Inheritance Tax 

Need for IHT advice underestimated

Need for IHT advice underestimated

The number of over-45s seeking estate planning advice has risen sharply in the past year as many struggle to understand inheritance tax (IHT) rules, research has shown.

Canada Life’s 2019 IHT Monitor, conducted in December 2018, showed four in five (80 per cent) over-45s believe current IHT rules are too complicated, up from 77 per cent in the previous year.

More than two fifths (42 per cent) have sought professional estate planning advice as a result, increasing from 32 per cent in 2018.

However, about a third of over-45s admit they would take estate planning advice from their solicitor rather than a financial adviser, while a fifth would seek advice from family and friends.

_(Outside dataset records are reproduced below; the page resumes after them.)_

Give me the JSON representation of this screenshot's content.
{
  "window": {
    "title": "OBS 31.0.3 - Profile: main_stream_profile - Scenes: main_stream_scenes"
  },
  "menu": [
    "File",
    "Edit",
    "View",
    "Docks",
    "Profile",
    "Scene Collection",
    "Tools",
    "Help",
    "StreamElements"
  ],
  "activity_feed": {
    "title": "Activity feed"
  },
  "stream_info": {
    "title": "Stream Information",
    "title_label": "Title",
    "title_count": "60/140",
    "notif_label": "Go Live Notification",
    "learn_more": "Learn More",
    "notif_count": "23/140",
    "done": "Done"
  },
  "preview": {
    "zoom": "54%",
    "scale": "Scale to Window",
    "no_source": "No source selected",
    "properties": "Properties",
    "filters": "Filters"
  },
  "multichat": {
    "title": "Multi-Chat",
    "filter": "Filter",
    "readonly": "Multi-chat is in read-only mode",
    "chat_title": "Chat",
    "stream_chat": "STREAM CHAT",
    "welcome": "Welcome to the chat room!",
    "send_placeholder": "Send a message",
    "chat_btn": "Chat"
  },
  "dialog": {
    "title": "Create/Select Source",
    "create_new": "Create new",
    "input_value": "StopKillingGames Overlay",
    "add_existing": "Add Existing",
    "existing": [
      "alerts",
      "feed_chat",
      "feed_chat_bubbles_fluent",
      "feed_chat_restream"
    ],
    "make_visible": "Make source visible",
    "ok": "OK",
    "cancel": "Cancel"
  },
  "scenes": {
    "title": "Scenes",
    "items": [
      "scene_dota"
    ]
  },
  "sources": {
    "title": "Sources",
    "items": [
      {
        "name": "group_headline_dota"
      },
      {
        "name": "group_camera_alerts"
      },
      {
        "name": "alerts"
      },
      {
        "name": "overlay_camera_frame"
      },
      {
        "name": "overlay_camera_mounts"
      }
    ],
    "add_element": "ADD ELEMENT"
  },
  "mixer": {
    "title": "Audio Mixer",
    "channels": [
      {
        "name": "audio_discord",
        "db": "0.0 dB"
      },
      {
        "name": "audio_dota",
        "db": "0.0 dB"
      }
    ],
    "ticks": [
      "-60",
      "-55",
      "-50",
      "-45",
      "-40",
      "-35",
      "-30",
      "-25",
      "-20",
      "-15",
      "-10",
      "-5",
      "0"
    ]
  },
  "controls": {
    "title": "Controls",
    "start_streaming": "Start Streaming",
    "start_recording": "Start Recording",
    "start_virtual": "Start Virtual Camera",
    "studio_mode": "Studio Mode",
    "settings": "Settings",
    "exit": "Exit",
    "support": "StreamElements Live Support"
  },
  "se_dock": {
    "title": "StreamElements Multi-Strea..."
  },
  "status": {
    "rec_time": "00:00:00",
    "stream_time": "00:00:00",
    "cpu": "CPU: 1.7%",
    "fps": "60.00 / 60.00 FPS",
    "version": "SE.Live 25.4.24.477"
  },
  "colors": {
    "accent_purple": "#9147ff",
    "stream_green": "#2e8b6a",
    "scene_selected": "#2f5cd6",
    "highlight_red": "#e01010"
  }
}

The survey gathered responses from 1,002 UK consumers aged 45 or over with total assets exceeding the standard nil rate IHT band of £325,000.

When it comes to planning their estate, three in ten (28 per cent) are using their pension, 24 per cent are using Isas and a fifth are using a trust in their will.

Latest HMRC figures showed the number of family trusts declined from 200,000 in the 2003/04 tax year to 156,000 in the 2016/17 tax year after changes were made to they way they are taxed.

Neil Jones, senior technical manager at Canada Life, said current IHT rules were too complicated and the ongoing review of the system, initiated by the Treasury, had to ensure the system was made simpler.

He said: "The Chancellor’s review into the inheritance tax system is welcome, but his calls for simplification are long overdue.

"One of the most common misconceptions is that a person must have a certain estate size before it becomes worth their time consulting a financial adviser.

"In reality, people with estates valued at £250,000 would potentially benefit from seeking professional estate planning advice, just like those with more valuable estates."

The survey showed people were overestimating the size an estate needs to be to seek financial advice.

Two thirds (64 per cent) believed they needed assets of £350,000 or more to see a financial adviser.

However Canada Life stated the threshold in practice was closer to £250,000.

In January 2018, the chancellor ordered a review of the inheritance tax system by the Office of Tax Simplification to investigate whether the current rules create distortions to taxpayer decisions.

The chancellor has asked for proposals for simplification to ensure the system is fit for purpose.

Norman Stevenson, director of Cathedral Independent Financial Planning, said: "While we work with solicitors on estate planning, people should always go to a financial adviser for inheritance tax and wealth advice.

"Solicitors just don’t have the kit bag we have. Also, the government could bring in more rules or change them altogether, so it makes sense for people with assets below the threshold to take advice also."